The verified dress code is smart casual. Plan for polished but comfortable city-night-out clothing.
Can I eat at the bar at Paradise Lost?
Food and seating details are not verified here. Ask Paradise Lost directly before you go, or consider other New York City options such as B&H Dairy, Malai Marke, Cello's Pizza, Mamoun's Falafel, or Risotteria Melotti if your plan depends on details that are not confirmed here.
How far ahead should I book Paradise Lost?
Booking details are not verified here. If your timing matters, contact Paradise Lost directly; the verified schedule is 5 PM to 2 AM every day.
Can Paradise Lost accommodate groups?
Group capacity is not verified here. Contact Paradise Lost directly before organizing a group visit, keep a backup plan in New York City if your party size or timing is fixed.
Location
100 2nd Ave, New York, NY 10003
New York City, United States
Compare Paradise Lost
| Venue | Location |
|---|---|
| Paradise Lost | New York City |
| B&H Dairy | New York City |
| Cello’s Pizza | New York City |
| Risotteria Melotti | New York City |
| Mamoun's Falafel | New York City |
| Malai Marke | New York City |
How Paradise Lost New York City compares with similar nearby venues.

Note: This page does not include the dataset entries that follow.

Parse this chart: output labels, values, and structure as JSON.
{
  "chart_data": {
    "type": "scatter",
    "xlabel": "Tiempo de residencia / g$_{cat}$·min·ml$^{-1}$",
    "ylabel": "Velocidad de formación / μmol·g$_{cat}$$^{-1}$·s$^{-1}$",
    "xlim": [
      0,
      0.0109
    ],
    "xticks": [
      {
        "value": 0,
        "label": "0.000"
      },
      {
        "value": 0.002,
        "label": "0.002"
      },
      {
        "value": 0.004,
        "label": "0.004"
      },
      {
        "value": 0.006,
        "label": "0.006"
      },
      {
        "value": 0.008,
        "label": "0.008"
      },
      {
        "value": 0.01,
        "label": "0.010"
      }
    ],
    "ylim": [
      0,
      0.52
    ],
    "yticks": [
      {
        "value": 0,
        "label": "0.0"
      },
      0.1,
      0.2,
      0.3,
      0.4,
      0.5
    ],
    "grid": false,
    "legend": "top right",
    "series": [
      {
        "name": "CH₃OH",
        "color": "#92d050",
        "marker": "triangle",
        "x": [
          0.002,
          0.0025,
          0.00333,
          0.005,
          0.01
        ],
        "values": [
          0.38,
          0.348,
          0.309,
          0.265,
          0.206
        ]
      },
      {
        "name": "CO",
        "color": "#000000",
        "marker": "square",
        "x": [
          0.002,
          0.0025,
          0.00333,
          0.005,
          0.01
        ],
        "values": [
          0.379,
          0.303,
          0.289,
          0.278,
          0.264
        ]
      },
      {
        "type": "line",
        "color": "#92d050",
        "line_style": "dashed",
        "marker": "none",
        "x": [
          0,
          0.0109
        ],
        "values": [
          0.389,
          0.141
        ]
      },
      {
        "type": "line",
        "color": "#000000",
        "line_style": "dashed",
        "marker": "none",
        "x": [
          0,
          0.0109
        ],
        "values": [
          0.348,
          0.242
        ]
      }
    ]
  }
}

Where to go if this does not fit the night
If the group needs a clearer food plan, choose Mamoun's Falafel for a faster casual meal or Malai Marke for a more structured dinner. If the plan is casual and budget-sensitive, B&H; Dairy is the more meal-focused alternative.
How Paradise Lost compares in the East Village
Paradise Lost is the better fit when the priority is a late evening stop rather than a defined meal. B&H; Dairy, Cello's Pizza, Risotteria Melotti, Mamoun's Falafel, Malai Marke are safer cross-shops when food is the anchor of the plan.
For value and clarity, Mamoun's Falafel and B&H; Dairy are easier choices because the meal format is the point. Cello's Pizza is the more natural casual group fallback. Risotteria Melotti and Malai Marke make more sense when the evening needs a sit-down restaurant experience rather than a flexible bar-led stop.
Booking difficulty appears easier here than at restaurants where the table itself is the main event, but that also means the occasion ceiling is lower. Choose Paradise Lost for an after-dinner plan in the East Village; choose one of the restaurant peers when budget, food, or group logistics need to be settled before arrival.